The human ether-a-go-go-related gene (hERG) cardiac K(+) channels are one of the representative pharmacological targets for development of drugs against cardiovascular diseases such as arrhythmia. Panax ginseng has been known to have cardio-protective effects. However, little is known about the molecular mechanisms of how ginsenosides, the active ingredients in Panax ginseng, interact with hERG K(+) channel proteins. In the present study, we first examined the effects of various ginsenosides on hERG K(+) channel activity by expressing human α subunits in Xenopus oocytes. Among them ginsenoside Rg(3) (Rg(3)) most potently enhanced outward I(hERG) and peak I(tail). Rg(3) induced a large persistent deactivating-tail current (I(deactivating-tail)) and profoundly decelerated deactivating current decay in both concentration- and voltage-dependent manners. The EC(50) for steady-state I(hERG), peak I(tail), and persistent I(deactivating-tail) was 0.41±0.05, 0.61±0.11, and 0.36±0.04μM, respectively. Rg(3) actions were blocked by bepridil, a hERG K(+) channel antagonist. Site-directed mutation of S631, which is located at the channel pore entryway, to S631C in hERG K(+) channel abolished Rg(3) actions on hERG K(+) channels.
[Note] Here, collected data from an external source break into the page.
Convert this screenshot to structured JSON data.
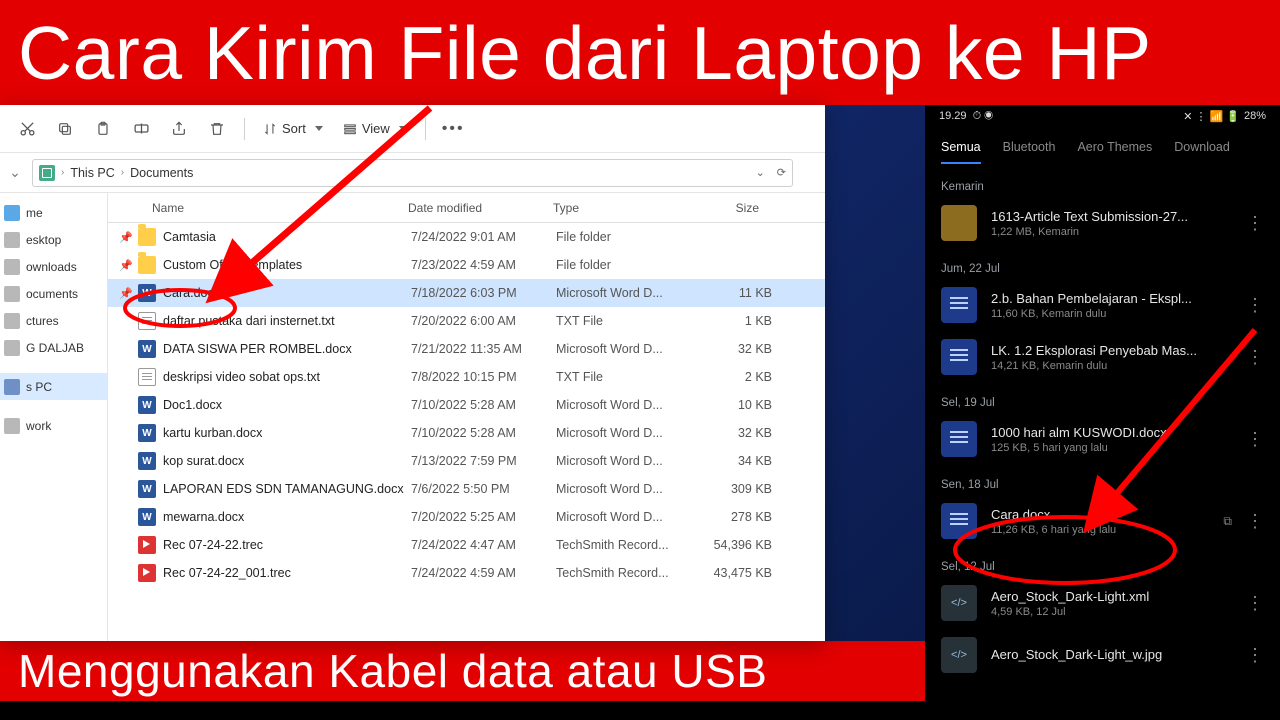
{
  "banners": {
    "top": "Cara Kirim File dari Laptop ke HP",
    "bottom": "Menggunakan Kabel data atau USB"
  },
  "toolbar": {
    "sort": "Sort",
    "view": "View"
  },
  "breadcrumb": {
    "root": "This PC",
    "folder": "Documents"
  },
  "navpane": {
    "items": [
      {
        "label": "me",
        "type": "home"
      },
      {
        "label": "esktop",
        "type": "gen"
      },
      {
        "label": "ownloads",
        "type": "gen"
      },
      {
        "label": "ocuments",
        "type": "gen"
      },
      {
        "label": "ctures",
        "type": "gen"
      },
      {
        "label": "G DALJAB",
        "type": "gen"
      },
      {
        "label": "s PC",
        "type": "pc",
        "sel": true
      },
      {
        "label": "work",
        "type": "gen"
      }
    ]
  },
  "columns": {
    "name": "Name",
    "date": "Date modified",
    "type": "Type",
    "size": "Size"
  },
  "files": [
    {
      "pin": "📌",
      "icon": "folder",
      "name": "Camtasia",
      "date": "7/24/2022 9:01 AM",
      "type": "File folder",
      "size": ""
    },
    {
      "pin": "📌",
      "icon": "folder",
      "name": "Custom Office Templates",
      "date": "7/23/2022 4:59 AM",
      "type": "File folder",
      "size": ""
    },
    {
      "pin": "📌",
      "icon": "word",
      "name": "Cara.docx",
      "date": "7/18/2022 6:03 PM",
      "type": "Microsoft Word D...",
      "size": "11 KB",
      "sel": true
    },
    {
      "pin": "",
      "icon": "txt",
      "name": "daftar pustaka dari insternet.txt",
      "date": "7/20/2022 6:00 AM",
      "type": "TXT File",
      "size": "1 KB"
    },
    {
      "pin": "",
      "icon": "word",
      "name": "DATA SISWA PER ROMBEL.docx",
      "date": "7/21/2022 11:35 AM",
      "type": "Microsoft Word D...",
      "size": "32 KB"
    },
    {
      "pin": "",
      "icon": "txt",
      "name": "deskripsi video sobat ops.txt",
      "date": "7/8/2022 10:15 PM",
      "type": "TXT File",
      "size": "2 KB"
    },
    {
      "pin": "",
      "icon": "word",
      "name": "Doc1.docx",
      "date": "7/10/2022 5:28 AM",
      "type": "Microsoft Word D...",
      "size": "10 KB"
    },
    {
      "pin": "",
      "icon": "word",
      "name": "kartu kurban.docx",
      "date": "7/10/2022 5:28 AM",
      "type": "Microsoft Word D...",
      "size": "32 KB"
    },
    {
      "pin": "",
      "icon": "word",
      "name": "kop surat.docx",
      "date": "7/13/2022 7:59 PM",
      "type": "Microsoft Word D...",
      "size": "34 KB"
    },
    {
      "pin": "",
      "icon": "word",
      "name": "LAPORAN EDS SDN TAMANAGUNG.docx",
      "date": "7/6/2022 5:50 PM",
      "type": "Microsoft Word D...",
      "size": "309 KB"
    },
    {
      "pin": "",
      "icon": "word",
      "name": "mewarna.docx",
      "date": "7/20/2022 5:25 AM",
      "type": "Microsoft Word D...",
      "size": "278 KB"
    },
    {
      "pin": "",
      "icon": "trec",
      "name": "Rec 07-24-22.trec",
      "date": "7/24/2022 4:47 AM",
      "type": "TechSmith Record...",
      "size": "54,396 KB"
    },
    {
      "pin": "",
      "icon": "trec",
      "name": "Rec 07-24-22_001.trec",
      "date": "7/24/2022 4:59 AM",
      "type": "TechSmith Record...",
      "size": "43,475 KB"
    }
  ],
  "phone": {
    "time": "19.29",
    "battery": "28%",
    "tabs": [
      "Semua",
      "Bluetooth",
      "Aero Themes",
      "Download"
    ],
    "sections": [
      {
        "head": "Kemarin",
        "items": [
          {
            "icon": "pdf",
            "name": "1613-Article Text Submission-27...",
            "meta": "1,22 MB, Kemarin"
          }
        ]
      },
      {
        "head": "Jum, 22 Jul",
        "items": [
          {
            "icon": "docx",
            "name": "2.b. Bahan Pembelajaran - Ekspl...",
            "meta": "11,60 KB, Kemarin dulu"
          },
          {
            "icon": "docxl",
            "name": "LK. 1.2 Eksplorasi Penyebab Mas...",
            "meta": "14,21 KB, Kemarin dulu"
          }
        ]
      },
      {
        "head": "Sel, 19 Jul",
        "items": [
          {
            "icon": "docxl",
            "name": "1000 hari alm KUSWODI.docx",
            "meta": "125 KB, 5 hari yang lalu"
          }
        ]
      },
      {
        "head": "Sen, 18 Jul",
        "items": [
          {
            "icon": "docxl",
            "name": "Cara.docx",
            "meta": "11,26 KB, 6 hari yang lalu",
            "copy": true
          }
        ]
      },
      {
        "head": "Sel, 12 Jul",
        "items": [
          {
            "icon": "xml",
            "name": "Aero_Stock_Dark-Light.xml",
            "meta": "4,59 KB, 12 Jul"
          },
          {
            "icon": "xml",
            "name": "Aero_Stock_Dark-Light_w.jpg",
            "meta": ""
          }
        ]
      }
    ]
  }
}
These results indicate that S631 residue of hERG K(+) channel plays an important role in Rg(3)-mediated induction of a persistent I(deactivating-tail) and in a deceleration of hERG K(+) channel deactivation.
人 ether-a-go-go 相关基因 (hERG) 心脏 K(+) 通道是开发治疗心血管疾病(如心律失常)药物的代表性药理学靶点之一。人参已被证明具有心脏保护作用。然而,人参皂苷作为人参的有效成分如何与人 hERG K(+) 通道蛋白相互作用的分子机制知之甚少。在本研究中,我们首先通过在非洲爪蟾卵母细胞中表达人 α 亚基来研究各种人参皂苷对 hERG K(+) 通道活性的影响。其中,人参皂苷 Rg(3)(Rg(3))最有效地增强了外向 I(hERG) 和峰 I(tail)。Rg(3)以浓度和电压依赖性方式诱导大的持久失活尾电流 (I(deactivating-tail)),并显著减慢失活电流衰减。稳态 I(hERG)、峰 I(tail)和持久 I(deactivating-tail)的 EC(50)分别为 0.41±0.05、0.61±0.11 和 0.36±0.04μM。Rg(3)的作用被 hERG K(+) 通道拮抗剂 bepridil 阻断。hERG K(+) 通道中位于通道孔入口处的 S631 突变为 S631C 后,Rg(3)对 hERG K(+) 通道的作用被消除。这些结果表明,hERG K(+) 通道的 S631 残基在 Rg(3)介导的持久 I(deactivating-tail)诱导和 hERG K(+) 通道失活减速中起重要作用。